Wednesday, April 04, 2007

another same feeling...

It feels as if it's deja vu...
Somehow, this is a path i've walked down before,
once again, im at the same point in my life.

i tried moving on... i still am, and i will...
i try to be content i know but at the back of my mind, its not going to be easy for me...
why am i placed in such a situation over and over again?
i doubt i can take it anymore, sometimes i feel as if im going to burst any moment...
i wish i could just walk away... and it'll be a part of my memory forever...
then the question is, will i be satisfied and happy with that decision?
leave me alone... leave me alone...

4 Comments:

Blogger rach p said...

He would never give you something more than you could handle.. *hugs*

9:38 PM  
Blogger valeey said...

i know... *hey! thats my MY line*... hahaha

thats d suckiest part.. i know He wont give me something i cant handle or put me thru something i cant deal with...

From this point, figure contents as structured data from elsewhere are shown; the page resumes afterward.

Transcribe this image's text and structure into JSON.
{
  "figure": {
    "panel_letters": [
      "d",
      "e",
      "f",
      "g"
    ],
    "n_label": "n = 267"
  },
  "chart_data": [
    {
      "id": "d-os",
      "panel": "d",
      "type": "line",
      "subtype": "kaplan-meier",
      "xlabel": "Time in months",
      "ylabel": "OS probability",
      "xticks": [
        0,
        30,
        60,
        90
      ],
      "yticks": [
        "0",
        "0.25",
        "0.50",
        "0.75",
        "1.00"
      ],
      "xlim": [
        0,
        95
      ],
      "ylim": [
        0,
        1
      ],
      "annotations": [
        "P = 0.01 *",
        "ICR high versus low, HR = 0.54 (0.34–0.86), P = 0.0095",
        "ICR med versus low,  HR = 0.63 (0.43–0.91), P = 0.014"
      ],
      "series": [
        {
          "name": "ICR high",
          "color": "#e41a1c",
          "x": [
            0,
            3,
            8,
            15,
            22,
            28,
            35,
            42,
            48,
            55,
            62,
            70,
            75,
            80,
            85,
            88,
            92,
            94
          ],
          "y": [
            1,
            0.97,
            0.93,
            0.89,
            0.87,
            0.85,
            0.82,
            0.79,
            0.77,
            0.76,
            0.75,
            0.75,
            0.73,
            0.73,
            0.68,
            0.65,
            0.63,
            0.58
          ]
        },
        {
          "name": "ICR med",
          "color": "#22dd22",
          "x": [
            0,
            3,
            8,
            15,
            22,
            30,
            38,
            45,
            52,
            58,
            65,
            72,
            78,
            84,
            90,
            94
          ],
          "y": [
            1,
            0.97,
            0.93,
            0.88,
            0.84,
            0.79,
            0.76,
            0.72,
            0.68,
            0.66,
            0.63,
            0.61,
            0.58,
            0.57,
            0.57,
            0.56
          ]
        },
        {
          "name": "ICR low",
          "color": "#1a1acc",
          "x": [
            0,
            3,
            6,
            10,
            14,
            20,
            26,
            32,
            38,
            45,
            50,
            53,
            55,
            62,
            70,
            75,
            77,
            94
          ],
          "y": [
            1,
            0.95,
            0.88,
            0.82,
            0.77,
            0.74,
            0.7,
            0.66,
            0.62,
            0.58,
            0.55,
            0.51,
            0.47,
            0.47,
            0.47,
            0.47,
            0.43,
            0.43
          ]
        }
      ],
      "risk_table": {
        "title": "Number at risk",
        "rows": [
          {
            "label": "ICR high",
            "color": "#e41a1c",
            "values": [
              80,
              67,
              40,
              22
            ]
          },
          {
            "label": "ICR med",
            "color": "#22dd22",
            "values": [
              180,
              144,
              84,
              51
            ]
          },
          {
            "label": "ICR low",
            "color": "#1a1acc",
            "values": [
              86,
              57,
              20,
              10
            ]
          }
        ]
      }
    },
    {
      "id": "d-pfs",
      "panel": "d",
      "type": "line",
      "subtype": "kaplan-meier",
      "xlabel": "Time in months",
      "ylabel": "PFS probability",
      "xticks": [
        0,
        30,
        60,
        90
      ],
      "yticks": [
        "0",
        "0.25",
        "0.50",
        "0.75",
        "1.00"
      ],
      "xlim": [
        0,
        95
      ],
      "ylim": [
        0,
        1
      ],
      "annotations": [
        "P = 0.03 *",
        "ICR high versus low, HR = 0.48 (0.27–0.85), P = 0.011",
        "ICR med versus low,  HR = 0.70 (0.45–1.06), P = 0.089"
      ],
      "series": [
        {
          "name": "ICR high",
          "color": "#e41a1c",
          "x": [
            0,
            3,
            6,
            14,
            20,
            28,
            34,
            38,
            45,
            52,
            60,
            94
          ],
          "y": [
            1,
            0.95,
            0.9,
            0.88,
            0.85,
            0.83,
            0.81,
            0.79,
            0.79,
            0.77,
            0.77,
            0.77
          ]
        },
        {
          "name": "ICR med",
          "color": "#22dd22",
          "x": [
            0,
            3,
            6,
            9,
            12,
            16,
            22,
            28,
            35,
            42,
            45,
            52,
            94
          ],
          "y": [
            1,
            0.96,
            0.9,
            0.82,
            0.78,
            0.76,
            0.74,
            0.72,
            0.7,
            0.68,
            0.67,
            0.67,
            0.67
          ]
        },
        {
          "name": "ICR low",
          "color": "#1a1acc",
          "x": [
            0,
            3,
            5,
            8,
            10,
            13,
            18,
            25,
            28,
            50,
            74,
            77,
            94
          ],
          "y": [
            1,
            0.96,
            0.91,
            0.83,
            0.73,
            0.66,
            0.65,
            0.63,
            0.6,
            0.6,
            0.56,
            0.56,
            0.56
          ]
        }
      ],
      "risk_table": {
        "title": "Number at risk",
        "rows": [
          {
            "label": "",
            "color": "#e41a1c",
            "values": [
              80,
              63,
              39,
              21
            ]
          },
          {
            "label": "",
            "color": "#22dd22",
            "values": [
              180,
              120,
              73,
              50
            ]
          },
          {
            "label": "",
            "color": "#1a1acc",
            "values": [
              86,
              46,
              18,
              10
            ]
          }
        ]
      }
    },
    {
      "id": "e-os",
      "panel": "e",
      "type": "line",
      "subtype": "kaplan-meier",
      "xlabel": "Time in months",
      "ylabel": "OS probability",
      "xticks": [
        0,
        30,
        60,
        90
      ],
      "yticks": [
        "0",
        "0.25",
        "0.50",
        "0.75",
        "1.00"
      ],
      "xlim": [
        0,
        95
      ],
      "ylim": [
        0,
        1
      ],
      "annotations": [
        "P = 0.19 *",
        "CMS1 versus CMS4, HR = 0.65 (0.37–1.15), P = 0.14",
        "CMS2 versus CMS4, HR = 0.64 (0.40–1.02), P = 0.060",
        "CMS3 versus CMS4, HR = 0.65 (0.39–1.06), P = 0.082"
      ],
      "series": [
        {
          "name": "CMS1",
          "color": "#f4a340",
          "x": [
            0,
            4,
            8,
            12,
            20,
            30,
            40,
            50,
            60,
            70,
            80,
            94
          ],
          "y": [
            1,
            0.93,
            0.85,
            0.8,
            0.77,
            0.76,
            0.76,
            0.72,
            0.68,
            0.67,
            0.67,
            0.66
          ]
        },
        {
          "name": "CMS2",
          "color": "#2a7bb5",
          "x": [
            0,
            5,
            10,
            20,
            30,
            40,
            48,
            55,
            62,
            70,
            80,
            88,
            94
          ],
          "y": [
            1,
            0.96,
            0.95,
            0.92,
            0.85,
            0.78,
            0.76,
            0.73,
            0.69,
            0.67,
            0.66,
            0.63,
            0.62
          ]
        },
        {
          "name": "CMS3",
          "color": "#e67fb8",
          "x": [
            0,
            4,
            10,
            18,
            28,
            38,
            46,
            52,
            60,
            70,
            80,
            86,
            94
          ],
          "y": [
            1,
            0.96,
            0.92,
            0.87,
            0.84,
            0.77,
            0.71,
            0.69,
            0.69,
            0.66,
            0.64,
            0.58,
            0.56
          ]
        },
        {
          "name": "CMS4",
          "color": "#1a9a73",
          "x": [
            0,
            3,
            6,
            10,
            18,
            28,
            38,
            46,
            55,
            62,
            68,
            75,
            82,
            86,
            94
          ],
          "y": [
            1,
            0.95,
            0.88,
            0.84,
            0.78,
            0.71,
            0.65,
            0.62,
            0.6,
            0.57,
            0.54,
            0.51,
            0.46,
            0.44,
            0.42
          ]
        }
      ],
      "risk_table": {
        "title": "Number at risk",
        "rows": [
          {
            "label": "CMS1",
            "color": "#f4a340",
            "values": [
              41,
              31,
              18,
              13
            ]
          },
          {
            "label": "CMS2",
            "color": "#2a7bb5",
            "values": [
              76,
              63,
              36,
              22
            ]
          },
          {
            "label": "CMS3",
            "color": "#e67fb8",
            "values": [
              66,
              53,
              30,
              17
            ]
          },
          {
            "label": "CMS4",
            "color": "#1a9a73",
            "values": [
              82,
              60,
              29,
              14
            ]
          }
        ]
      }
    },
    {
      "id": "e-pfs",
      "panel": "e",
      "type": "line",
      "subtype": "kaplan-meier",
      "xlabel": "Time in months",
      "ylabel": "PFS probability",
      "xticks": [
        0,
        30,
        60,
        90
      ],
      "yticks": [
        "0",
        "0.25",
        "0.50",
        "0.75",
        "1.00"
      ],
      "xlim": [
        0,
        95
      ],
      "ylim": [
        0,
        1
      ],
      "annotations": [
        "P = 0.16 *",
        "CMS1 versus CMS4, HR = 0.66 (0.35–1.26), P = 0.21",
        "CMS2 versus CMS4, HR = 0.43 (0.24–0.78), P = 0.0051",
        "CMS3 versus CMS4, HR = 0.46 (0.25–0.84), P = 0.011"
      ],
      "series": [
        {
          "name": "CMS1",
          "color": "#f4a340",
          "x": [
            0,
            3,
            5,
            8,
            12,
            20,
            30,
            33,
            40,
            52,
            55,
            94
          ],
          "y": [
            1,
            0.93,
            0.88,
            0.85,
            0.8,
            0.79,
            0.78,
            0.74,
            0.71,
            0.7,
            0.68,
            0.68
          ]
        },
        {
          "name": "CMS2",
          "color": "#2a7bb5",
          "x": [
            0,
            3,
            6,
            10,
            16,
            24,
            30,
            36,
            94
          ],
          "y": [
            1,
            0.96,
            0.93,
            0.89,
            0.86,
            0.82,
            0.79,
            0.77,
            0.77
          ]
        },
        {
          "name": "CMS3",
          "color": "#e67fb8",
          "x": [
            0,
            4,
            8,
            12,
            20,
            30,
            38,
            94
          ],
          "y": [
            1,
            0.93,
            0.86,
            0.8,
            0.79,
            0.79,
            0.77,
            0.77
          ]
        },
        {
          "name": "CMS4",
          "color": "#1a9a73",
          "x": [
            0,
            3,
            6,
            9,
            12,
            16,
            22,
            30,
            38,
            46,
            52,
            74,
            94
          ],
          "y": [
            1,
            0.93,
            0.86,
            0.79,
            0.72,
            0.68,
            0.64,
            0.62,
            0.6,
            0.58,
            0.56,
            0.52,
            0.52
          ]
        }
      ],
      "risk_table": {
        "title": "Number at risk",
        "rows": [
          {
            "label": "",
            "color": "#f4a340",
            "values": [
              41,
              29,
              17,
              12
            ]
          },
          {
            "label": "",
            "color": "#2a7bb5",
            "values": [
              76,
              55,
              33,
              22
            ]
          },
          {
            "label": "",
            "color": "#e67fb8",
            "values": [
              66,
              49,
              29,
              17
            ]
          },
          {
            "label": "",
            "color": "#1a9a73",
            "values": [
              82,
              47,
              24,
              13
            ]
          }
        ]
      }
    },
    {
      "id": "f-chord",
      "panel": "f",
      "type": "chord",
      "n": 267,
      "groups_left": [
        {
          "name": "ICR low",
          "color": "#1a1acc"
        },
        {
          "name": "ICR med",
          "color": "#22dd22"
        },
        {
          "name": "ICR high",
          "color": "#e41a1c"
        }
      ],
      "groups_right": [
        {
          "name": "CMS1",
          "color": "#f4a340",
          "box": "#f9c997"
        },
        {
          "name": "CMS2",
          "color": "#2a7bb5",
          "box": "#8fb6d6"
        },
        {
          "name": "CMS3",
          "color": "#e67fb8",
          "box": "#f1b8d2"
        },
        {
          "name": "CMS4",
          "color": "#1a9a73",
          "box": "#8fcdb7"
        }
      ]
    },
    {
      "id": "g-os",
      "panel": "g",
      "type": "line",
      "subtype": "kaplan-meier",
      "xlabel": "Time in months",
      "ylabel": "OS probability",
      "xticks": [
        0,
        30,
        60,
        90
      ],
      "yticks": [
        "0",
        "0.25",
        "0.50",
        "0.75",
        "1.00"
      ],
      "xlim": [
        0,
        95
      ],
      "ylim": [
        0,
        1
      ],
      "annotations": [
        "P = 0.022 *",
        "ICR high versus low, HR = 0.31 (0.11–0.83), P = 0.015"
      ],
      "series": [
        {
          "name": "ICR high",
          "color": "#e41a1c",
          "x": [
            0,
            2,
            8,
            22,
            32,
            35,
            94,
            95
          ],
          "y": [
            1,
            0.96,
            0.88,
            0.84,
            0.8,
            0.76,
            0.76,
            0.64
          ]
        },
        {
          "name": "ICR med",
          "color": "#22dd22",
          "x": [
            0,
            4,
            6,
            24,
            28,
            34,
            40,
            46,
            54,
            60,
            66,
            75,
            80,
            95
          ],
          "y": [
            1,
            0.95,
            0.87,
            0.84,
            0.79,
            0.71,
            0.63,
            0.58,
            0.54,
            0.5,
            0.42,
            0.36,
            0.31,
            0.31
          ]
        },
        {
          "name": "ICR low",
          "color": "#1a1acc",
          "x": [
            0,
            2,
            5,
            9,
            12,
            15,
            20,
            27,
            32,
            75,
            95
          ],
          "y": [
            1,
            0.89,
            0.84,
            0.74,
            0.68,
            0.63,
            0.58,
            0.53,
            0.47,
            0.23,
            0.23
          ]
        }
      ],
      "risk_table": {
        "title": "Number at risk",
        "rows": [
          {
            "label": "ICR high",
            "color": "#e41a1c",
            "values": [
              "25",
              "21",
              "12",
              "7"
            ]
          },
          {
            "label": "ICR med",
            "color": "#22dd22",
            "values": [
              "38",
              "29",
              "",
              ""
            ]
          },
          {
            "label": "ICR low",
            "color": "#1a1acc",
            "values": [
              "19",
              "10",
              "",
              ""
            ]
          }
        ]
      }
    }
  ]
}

but im just sick of being in d same situation again and again...

perhaps its a lesson... which i think it is... but its hard... :(

p.s. did u get my number?? ;p

12:58 AM  
Blogger glo teng said...

mm, it sure is hard.

the process is.. sucky..

but you know what, after going thru it, when u look back, you will be so amazed at urself, and even more grateful to God who has been with you through it all.

just keep walking and doing what you know is right...

i've learnt this over the past few months. it sure wasn't easy, but finally, i'm out of a situation that has pestered me for so long.

today is the first day i came to such a realization and revelation. and i hope to be able to walk in this freedom in my days to come! :)

gambate! :D

ps: val, i texted you. tell me if u got my msg k? :)

3:32 AM  
Blogger valeey said...

hey glo... i did not get ur text msg... dat is weird.. is there some kinda other number u need to add in front or something? ya know, phone's here are wayy different.. well i mean d line.. not the phone.. haha...

and yes.. today's devotional guide really hit me hard in d face... i put my own unnessary 'gods' in front of me.. will share with u guys more when i have the book in front of me.. currently at the library.. hehe love u both!!